Prove the number of unordered pairs of linearly independent elements

Question

Let $V$ be a vector space over $K$.

Let $K={\mathbb{Z}}/{p\mathbb{Z}}$, and $\dim V=3$.

We know that $V$ has $p^3$ elements.

I need to show that the number of unordered pairs of linearly independent elements of V is: $$ \frac1 2(p^3−1)(p^3−p). $$

Answer 1

As usual you can regard an element of $V$ as a triple $(x, y, z)$ of elements $x, y, z \in V$. The first element of any such unordered pair $(v_1, v_2)$ must be nonzero (otherwise the pair is linearly dependent), but otherwise there are no restrictions, that is, any nonzero element can be the first element of a pair. When specifying a vector in $V$ there are $p$ choices for each of $x, y, z$, so $p^3$ vectors total, and thus our first vector $v_1$ in the pair can be any of $p^3 - 1$ nonzero vectors.
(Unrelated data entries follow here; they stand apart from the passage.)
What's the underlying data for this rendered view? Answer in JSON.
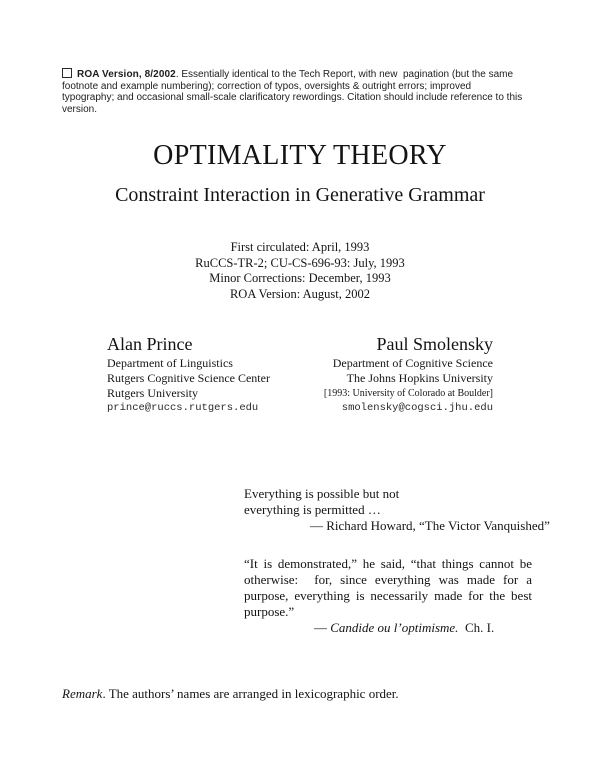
{
  "page": {
    "notice": {
      "label": "ROA Version, 8/2002",
      "text": ". Essentially identical to the Tech Report, with new  pagination (but the same footnote and example numbering); correction of typos, oversights & outright errors; improved typography; and occasional small-scale clarificatory rewordings. Citation should include reference to this version."
    },
    "title": "OPTIMALITY THEORY",
    "subtitle": "Constraint Interaction in Generative Grammar",
    "dates": [
      "First circulated: April, 1993",
      "RuCCS-TR-2; CU-CS-696-93: July, 1993",
      "Minor Corrections: December, 1993",
      "ROA Version: August, 2002"
    ],
    "authors": [
      {
        "name": "Alan Prince",
        "lines": [
          "Department of Linguistics",
          "Rutgers Cognitive Science Center",
          "Rutgers University"
        ],
        "email": "prince@ruccs.rutgers.edu"
      },
      {
        "name": "Paul Smolensky",
        "lines": [
          "Department of Cognitive Science",
          "The Johns Hopkins University"
        ],
        "note": "[1993: University of Colorado at Boulder]",
        "email": "smolensky@cogsci.jhu.edu"
      }
    ],
    "epigraph1": {
      "lines": [
        "Everything is possible but not",
        "everything is permitted …"
      ],
      "attribution": "— Richard Howard, “The Victor Vanquished”"
    },
    "epigraph2": {
      "text": "“It is demonstrated,” he said, “that things cannot be otherwise:  for, since everything was made for a purpose, everything is necessarily made for the best purpose.”",
      "attribution_dash": "— ",
      "attribution_italic": "Candide ou l’optimisme.",
      "attribution_rest": "  Ch. I."
    },
    "remark": {
      "label": "Remark",
      "text": ". The authors’ names are arranged in lexicographic order."
    }
  }
}
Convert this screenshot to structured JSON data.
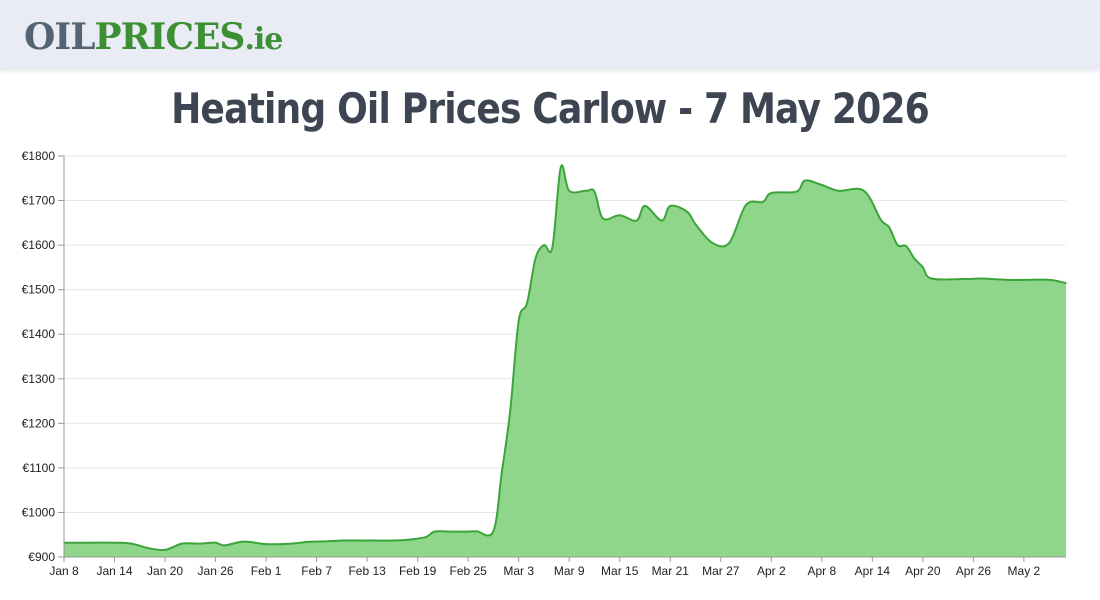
{
  "header": {
    "logo_part1": "OIL",
    "logo_part2": "PRICES",
    "logo_part3": ".ie"
  },
  "colors": {
    "line": "#3ba53a",
    "fill": "#8fd68b",
    "grid": "#e6e6e6"
  },
  "chart_data": {
    "type": "area",
    "title": "Heating Oil Prices Carlow - 7 May 2026",
    "xlabel": "",
    "ylabel": "",
    "ylim": [
      900,
      1800
    ],
    "grid": true,
    "yticks": [
      900,
      1000,
      1100,
      1200,
      1300,
      1400,
      1500,
      1600,
      1700,
      1800
    ],
    "ytick_labels": [
      "€900",
      "€1000",
      "€1100",
      "€1200",
      "€1300",
      "€1400",
      "€1500",
      "€1600",
      "€1700",
      "€1800"
    ],
    "xticks": [
      "2026-01-08",
      "2026-01-14",
      "2026-01-20",
      "2026-01-26",
      "2026-02-01",
      "2026-02-07",
      "2026-02-13",
      "2026-02-19",
      "2026-02-25",
      "2026-03-03",
      "2026-03-09",
      "2026-03-15",
      "2026-03-21",
      "2026-03-27",
      "2026-04-02",
      "2026-04-08",
      "2026-04-14",
      "2026-04-20",
      "2026-04-26",
      "2026-05-02"
    ],
    "xtick_labels": [
      "Jan 8",
      "Jan 14",
      "Jan 20",
      "Jan 26",
      "Feb 1",
      "Feb 7",
      "Feb 13",
      "Feb 19",
      "Feb 25",
      "Mar 3",
      "Mar 9",
      "Mar 15",
      "Mar 21",
      "Mar 27",
      "Apr 2",
      "Apr 8",
      "Apr 14",
      "Apr 20",
      "Apr 26",
      "May 2"
    ],
    "series": [
      {
        "points": [
          [
            "2026-01-08",
            932
          ],
          [
            "2026-01-11",
            932
          ],
          [
            "2026-01-14",
            932
          ],
          [
            "2026-01-16",
            930
          ],
          [
            "2026-01-18",
            920
          ],
          [
            "2026-01-20",
            916
          ],
          [
            "2026-01-22",
            930
          ],
          [
            "2026-01-24",
            930
          ],
          [
            "2026-01-26",
            932
          ],
          [
            "2026-01-27",
            926
          ],
          [
            "2026-01-29",
            934
          ],
          [
            "2026-01-30",
            934
          ],
          [
            "2026-02-01",
            929
          ],
          [
            "2026-02-04",
            930
          ],
          [
            "2026-02-06",
            934
          ],
          [
            "2026-02-08",
            935
          ],
          [
            "2026-02-10",
            937
          ],
          [
            "2026-02-13",
            937
          ],
          [
            "2026-02-16",
            937
          ],
          [
            "2026-02-18",
            939
          ],
          [
            "2026-02-20",
            945
          ],
          [
            "2026-02-21",
            957
          ],
          [
            "2026-02-23",
            957
          ],
          [
            "2026-02-25",
            957
          ],
          [
            "2026-02-26",
            958
          ],
          [
            "2026-02-28",
            958
          ],
          [
            "2026-03-01",
            1090
          ],
          [
            "2026-03-02",
            1230
          ],
          [
            "2026-03-03",
            1430
          ],
          [
            "2026-03-04",
            1470
          ],
          [
            "2026-03-05",
            1570
          ],
          [
            "2026-03-06",
            1600
          ],
          [
            "2026-03-07",
            1595
          ],
          [
            "2026-03-08",
            1775
          ],
          [
            "2026-03-09",
            1722
          ],
          [
            "2026-03-11",
            1722
          ],
          [
            "2026-03-12",
            1720
          ],
          [
            "2026-03-13",
            1660
          ],
          [
            "2026-03-15",
            1667
          ],
          [
            "2026-03-17",
            1655
          ],
          [
            "2026-03-18",
            1688
          ],
          [
            "2026-03-20",
            1655
          ],
          [
            "2026-03-21",
            1688
          ],
          [
            "2026-03-23",
            1675
          ],
          [
            "2026-03-24",
            1647
          ],
          [
            "2026-03-26",
            1605
          ],
          [
            "2026-03-28",
            1605
          ],
          [
            "2026-03-30",
            1690
          ],
          [
            "2026-04-01",
            1697
          ],
          [
            "2026-04-02",
            1717
          ],
          [
            "2026-04-05",
            1720
          ],
          [
            "2026-04-06",
            1745
          ],
          [
            "2026-04-08",
            1735
          ],
          [
            "2026-04-10",
            1722
          ],
          [
            "2026-04-13",
            1722
          ],
          [
            "2026-04-15",
            1657
          ],
          [
            "2026-04-16",
            1640
          ],
          [
            "2026-04-17",
            1600
          ],
          [
            "2026-04-18",
            1598
          ],
          [
            "2026-04-19",
            1570
          ],
          [
            "2026-04-20",
            1550
          ],
          [
            "2026-04-21",
            1525
          ],
          [
            "2026-04-25",
            1524
          ],
          [
            "2026-04-27",
            1525
          ],
          [
            "2026-04-30",
            1522
          ],
          [
            "2026-05-02",
            1522
          ],
          [
            "2026-05-05",
            1522
          ],
          [
            "2026-05-07",
            1515
          ]
        ]
      }
    ]
  }
}
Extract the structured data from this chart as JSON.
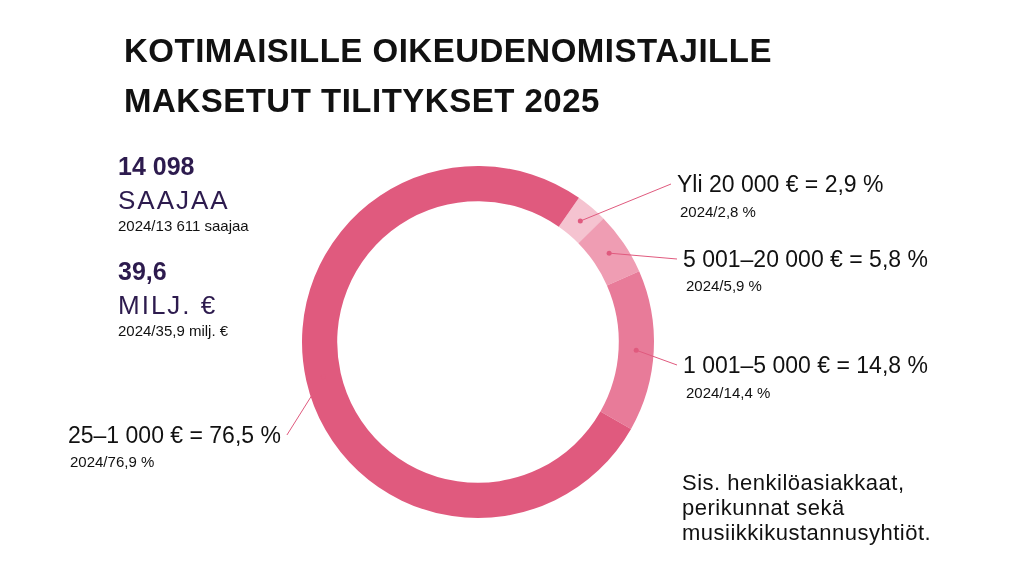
{
  "chart_data": {
    "type": "donut",
    "title": "KOTIMAISILLE OIKEUDENOMISTAJILLE MAKSETUT TILITYKSET 2025",
    "categories": [
      "Yli 20 000 €",
      "5 001–20 000 €",
      "1 001–5 000 €",
      "25–1 000 €"
    ],
    "values": [
      2.9,
      5.8,
      14.8,
      76.5
    ],
    "value_labels": [
      "= 2,9 %",
      "= 5,8 %",
      "= 14,8 %",
      "= 76,5 %"
    ],
    "colors": [
      "#f5c3d0",
      "#ef9db3",
      "#e87b99",
      "#e05a7e"
    ],
    "annotations": [
      "2024/2,8 %",
      "2024/5,9 %",
      "2024/14,4 %",
      "2024/76,9 %",
      "14 098",
      "SAAJAA",
      "2024/13 611 saajaa",
      "39,6",
      "MILJ. €",
      "2024/35,9 milj. €",
      "Sis. henkilöasiakkaat, perikunnat sekä musiikkikustannusyhtiöt."
    ],
    "legend": false
  }
}
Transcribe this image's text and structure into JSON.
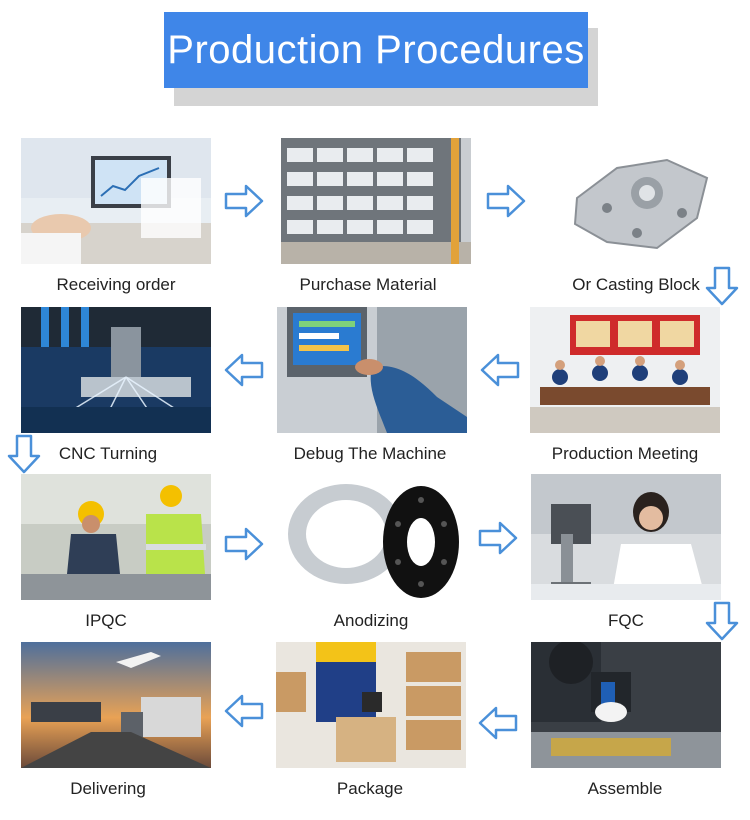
{
  "title": "Production Procedures",
  "steps": [
    {
      "label": "Receiving order",
      "icon": "meeting-desk-photo"
    },
    {
      "label": "Purchase Material",
      "icon": "material-shelf-photo"
    },
    {
      "label": "Or Casting Block",
      "icon": "casting-block-photo"
    },
    {
      "label": "Production Meeting",
      "icon": "meeting-room-photo"
    },
    {
      "label": "Debug The Machine",
      "icon": "machine-panel-photo"
    },
    {
      "label": "CNC Turning",
      "icon": "cnc-machine-photo"
    },
    {
      "label": "IPQC",
      "icon": "workers-photo"
    },
    {
      "label": "Anodizing",
      "icon": "anodized-parts-photo"
    },
    {
      "label": "FQC",
      "icon": "inspection-photo"
    },
    {
      "label": "Assemble",
      "icon": "assembly-photo"
    },
    {
      "label": "Package",
      "icon": "packaging-photo"
    },
    {
      "label": "Delivering",
      "icon": "logistics-photo"
    }
  ],
  "colors": {
    "title_bg": "#3f86e8",
    "arrow": "#4a90d9"
  }
}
Now, for an arbitrary choice of first vector, how many choices are there for the second? How many pairs of choices are there in total? How do we account for the fact that we want unordered rather than ordered pairs?

A line of reasoning along these lines lets you compute, for example, the number of nondegenerate matrices (whose columns are linearly independent vectors) over a finite field $\mathbb{F}$, that is, the order of the finite group $GL(k, \mathbb{F})$ and its cousins.